In order to demonstrate the utility of the developed sandwich-type magneto-immunoassay using modified MNPs-Au for the detection of hGH in real samples, a human serum sample spiked with 3.5 nmol L−1 of hGH was tested. In order to evaluate the impact of the matrix and the possible presence of hGH on the analytical signal, a calibration curve with a known hGH concentration in the serum was constructed. We found the recovery of 3.5 mol L−1 of hGH to be 94.9%. Despite a slightly higher concentration of the determined hGH, these results demonstrate the applicability of the developed magneto-immunoassay for the analysis of hGH in real samples of small volume.

4. Conclusions

The colorimetric magneto-immunoassay for the determination and quantification of low concentrations of hGH was developed and evaluated.
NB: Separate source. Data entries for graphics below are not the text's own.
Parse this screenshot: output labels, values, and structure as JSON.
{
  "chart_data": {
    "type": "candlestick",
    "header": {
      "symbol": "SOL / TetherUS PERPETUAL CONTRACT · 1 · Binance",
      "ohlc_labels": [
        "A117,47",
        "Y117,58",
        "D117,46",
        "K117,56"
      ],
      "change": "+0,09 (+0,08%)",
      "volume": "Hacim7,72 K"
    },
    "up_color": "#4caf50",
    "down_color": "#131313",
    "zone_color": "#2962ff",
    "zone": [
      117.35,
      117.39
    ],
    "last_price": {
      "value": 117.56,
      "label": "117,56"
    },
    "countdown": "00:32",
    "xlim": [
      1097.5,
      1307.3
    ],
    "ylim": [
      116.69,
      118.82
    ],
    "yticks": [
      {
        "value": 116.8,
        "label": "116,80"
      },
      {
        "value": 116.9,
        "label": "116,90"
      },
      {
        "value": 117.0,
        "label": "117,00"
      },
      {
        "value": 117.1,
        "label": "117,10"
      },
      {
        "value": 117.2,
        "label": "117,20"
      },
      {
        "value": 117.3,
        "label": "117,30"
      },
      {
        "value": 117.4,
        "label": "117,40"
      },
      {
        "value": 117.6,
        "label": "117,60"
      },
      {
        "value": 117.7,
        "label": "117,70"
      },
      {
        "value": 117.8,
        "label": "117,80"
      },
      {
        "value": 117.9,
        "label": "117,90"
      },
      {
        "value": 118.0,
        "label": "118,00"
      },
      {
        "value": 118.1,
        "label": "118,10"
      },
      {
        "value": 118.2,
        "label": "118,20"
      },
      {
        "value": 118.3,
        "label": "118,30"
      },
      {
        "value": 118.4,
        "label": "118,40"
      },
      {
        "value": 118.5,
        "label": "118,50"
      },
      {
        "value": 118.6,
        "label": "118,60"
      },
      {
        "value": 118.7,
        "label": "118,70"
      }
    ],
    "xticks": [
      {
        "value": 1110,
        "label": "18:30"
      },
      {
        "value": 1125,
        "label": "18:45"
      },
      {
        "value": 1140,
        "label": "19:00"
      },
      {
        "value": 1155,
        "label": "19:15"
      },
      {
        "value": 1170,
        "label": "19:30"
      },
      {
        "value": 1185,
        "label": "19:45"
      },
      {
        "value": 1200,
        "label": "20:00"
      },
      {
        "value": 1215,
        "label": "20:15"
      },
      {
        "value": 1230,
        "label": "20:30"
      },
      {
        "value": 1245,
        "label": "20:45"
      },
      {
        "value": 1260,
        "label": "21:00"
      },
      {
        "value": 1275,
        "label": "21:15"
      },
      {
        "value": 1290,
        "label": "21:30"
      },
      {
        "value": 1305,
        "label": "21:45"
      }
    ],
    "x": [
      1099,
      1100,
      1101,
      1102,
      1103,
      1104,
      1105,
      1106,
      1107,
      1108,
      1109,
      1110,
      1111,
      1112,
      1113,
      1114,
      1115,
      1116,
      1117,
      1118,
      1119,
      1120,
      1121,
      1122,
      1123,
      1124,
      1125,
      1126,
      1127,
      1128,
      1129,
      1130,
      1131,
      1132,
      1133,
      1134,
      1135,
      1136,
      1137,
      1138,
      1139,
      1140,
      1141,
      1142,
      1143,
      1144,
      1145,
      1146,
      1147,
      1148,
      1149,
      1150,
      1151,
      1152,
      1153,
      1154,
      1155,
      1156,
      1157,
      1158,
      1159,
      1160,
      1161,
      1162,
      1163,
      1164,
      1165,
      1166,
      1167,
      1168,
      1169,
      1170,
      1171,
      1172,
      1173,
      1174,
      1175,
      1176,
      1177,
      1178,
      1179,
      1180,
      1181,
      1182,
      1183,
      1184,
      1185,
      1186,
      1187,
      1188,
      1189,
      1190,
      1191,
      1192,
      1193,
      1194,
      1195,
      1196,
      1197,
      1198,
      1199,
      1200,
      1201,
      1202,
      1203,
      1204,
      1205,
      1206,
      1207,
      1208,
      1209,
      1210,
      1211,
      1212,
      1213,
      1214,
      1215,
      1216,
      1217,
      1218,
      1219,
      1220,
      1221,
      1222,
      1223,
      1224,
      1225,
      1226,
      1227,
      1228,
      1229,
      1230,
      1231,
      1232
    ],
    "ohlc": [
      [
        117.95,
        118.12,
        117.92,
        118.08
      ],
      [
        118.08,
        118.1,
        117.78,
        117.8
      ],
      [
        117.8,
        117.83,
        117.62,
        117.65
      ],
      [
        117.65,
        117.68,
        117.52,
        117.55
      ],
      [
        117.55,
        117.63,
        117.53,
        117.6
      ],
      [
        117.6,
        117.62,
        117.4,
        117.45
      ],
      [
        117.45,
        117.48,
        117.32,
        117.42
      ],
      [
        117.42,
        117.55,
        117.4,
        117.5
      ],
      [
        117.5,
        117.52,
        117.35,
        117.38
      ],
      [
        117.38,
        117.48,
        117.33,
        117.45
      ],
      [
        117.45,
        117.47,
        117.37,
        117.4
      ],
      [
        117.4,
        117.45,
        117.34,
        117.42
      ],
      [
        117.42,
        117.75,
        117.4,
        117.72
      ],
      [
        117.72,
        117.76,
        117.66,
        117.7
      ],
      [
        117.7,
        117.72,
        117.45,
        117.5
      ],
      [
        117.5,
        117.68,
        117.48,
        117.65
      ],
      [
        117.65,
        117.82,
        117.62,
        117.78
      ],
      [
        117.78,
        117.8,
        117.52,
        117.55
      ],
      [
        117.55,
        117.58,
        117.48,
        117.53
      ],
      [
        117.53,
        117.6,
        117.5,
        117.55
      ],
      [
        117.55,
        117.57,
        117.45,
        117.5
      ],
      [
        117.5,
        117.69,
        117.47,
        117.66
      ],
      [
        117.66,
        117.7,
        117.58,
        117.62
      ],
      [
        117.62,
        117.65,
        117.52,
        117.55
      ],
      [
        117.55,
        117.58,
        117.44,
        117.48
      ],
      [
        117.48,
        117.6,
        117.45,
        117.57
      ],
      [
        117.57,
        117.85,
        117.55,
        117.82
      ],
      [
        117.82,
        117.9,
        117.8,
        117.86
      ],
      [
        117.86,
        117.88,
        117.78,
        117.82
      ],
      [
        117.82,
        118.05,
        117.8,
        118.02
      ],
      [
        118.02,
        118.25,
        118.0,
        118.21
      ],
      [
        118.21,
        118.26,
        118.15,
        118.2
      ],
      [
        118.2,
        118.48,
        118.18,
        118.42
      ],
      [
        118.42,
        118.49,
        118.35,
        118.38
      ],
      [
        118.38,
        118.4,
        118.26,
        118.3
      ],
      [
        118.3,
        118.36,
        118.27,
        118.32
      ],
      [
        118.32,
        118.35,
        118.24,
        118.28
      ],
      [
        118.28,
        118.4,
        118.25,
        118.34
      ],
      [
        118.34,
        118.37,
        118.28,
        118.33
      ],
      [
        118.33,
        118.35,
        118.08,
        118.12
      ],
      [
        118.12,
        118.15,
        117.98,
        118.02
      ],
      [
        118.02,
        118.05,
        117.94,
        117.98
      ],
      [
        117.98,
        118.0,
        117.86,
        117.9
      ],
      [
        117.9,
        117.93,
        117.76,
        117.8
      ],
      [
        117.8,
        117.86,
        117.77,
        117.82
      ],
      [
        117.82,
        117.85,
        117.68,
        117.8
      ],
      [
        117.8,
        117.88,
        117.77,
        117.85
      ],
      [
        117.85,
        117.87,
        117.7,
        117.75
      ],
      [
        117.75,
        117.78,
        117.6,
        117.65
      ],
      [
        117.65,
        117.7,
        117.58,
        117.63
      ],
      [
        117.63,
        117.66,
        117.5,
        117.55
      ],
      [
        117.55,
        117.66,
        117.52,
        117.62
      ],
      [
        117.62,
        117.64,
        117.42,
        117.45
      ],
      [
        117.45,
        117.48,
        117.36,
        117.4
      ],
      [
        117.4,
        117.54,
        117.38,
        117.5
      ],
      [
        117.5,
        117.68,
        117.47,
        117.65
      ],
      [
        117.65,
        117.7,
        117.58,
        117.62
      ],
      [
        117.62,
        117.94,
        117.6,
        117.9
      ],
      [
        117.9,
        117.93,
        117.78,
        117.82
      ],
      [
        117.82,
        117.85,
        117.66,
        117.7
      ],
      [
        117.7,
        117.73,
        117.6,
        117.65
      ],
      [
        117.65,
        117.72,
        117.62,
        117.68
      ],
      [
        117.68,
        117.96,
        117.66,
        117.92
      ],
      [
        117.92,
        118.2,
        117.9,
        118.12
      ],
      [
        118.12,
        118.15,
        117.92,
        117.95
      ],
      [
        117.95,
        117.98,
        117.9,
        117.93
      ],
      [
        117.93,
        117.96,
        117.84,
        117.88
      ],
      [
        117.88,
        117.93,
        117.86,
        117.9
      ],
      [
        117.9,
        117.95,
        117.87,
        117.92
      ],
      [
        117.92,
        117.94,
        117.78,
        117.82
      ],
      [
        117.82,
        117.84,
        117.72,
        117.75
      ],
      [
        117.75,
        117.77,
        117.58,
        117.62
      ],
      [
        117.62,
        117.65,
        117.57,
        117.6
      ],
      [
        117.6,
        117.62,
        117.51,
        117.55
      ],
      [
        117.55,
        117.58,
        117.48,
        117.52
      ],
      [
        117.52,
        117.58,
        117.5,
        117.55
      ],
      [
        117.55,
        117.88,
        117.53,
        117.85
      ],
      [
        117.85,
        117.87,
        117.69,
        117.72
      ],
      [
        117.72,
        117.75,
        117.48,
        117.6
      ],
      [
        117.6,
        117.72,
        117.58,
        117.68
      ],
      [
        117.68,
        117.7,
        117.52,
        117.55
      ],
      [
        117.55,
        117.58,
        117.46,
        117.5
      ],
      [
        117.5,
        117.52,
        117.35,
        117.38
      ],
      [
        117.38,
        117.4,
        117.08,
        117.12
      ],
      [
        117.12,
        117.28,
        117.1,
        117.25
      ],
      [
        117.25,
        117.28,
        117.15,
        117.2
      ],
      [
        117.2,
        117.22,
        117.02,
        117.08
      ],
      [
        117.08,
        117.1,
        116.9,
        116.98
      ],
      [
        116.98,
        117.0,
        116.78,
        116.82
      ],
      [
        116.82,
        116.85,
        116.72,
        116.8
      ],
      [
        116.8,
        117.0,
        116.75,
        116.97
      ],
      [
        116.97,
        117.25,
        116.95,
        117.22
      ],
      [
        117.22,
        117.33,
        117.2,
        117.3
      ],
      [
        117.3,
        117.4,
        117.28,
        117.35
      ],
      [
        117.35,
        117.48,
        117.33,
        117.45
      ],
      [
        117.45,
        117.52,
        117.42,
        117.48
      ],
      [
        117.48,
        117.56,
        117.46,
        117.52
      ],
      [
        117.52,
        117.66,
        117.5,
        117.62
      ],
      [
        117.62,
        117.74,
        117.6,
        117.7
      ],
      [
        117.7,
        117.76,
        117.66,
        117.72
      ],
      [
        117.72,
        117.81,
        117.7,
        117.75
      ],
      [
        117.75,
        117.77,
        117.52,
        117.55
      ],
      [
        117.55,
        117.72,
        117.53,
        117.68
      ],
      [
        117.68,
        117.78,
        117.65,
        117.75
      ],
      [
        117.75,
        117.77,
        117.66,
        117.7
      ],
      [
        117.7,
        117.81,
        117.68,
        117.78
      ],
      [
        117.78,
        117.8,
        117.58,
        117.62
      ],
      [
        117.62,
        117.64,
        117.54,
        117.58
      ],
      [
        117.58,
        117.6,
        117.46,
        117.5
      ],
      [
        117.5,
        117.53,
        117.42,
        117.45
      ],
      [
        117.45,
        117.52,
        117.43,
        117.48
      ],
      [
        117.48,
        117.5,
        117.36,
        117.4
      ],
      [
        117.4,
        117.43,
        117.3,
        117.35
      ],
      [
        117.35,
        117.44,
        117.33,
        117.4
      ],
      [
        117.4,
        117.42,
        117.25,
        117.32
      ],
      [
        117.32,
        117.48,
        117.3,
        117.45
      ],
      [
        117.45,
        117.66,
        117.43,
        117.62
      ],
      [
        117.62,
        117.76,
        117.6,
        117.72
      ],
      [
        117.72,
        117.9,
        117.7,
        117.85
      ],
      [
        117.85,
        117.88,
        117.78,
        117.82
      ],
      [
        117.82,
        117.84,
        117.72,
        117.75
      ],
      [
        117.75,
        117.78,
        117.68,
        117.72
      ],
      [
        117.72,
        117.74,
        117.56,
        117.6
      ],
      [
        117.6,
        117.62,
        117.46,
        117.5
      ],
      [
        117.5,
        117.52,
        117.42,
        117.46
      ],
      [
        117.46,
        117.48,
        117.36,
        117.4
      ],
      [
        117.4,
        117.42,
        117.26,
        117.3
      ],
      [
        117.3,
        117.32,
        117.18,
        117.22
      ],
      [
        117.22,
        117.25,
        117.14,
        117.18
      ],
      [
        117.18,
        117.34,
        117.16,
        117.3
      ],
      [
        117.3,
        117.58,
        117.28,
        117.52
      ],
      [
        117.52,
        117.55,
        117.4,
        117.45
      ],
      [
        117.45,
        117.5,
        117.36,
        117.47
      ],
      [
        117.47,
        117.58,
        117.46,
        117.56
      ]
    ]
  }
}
MNPs-Au modified with monoclonal anti-hGH antibodies were successfully applied for the separation of hGH from the relatively high volume sample and concentration in a low volume for further sensitive determination. The coating of MNPs with a gold shell simplifies the antibody immobilization step and allows different antibody immobilization methods to be used. Detection antibody–HRP conjugates were essential for the hGH detection, followed by the analytical signal amplification and registration. Many efforts are now being made to develop methods for the simultaneous detection of multiple biomarkers in a single sample. The proposed magneto-immunoassay methodology can be adapted for this purpose. We can achieve this goal by modifying MNP-Au with antibodies specific for various biomarkers; however, distinct signal amplification tags have to be applied, such as different enzymes or other materials. An ideal tag for the multiplex binding events evaluation and multiple biomarkers detections is QDs. The excited QDs exhibit size and composition-dependent fluorescence emission spectra, allowing simultaneous detection of different biomarkers. In summary, the developed and characterized magneto-immunoassay could be adapted to multiplex biomarker detection using different QDs characterized by a good quantum yield and high photochemical stability.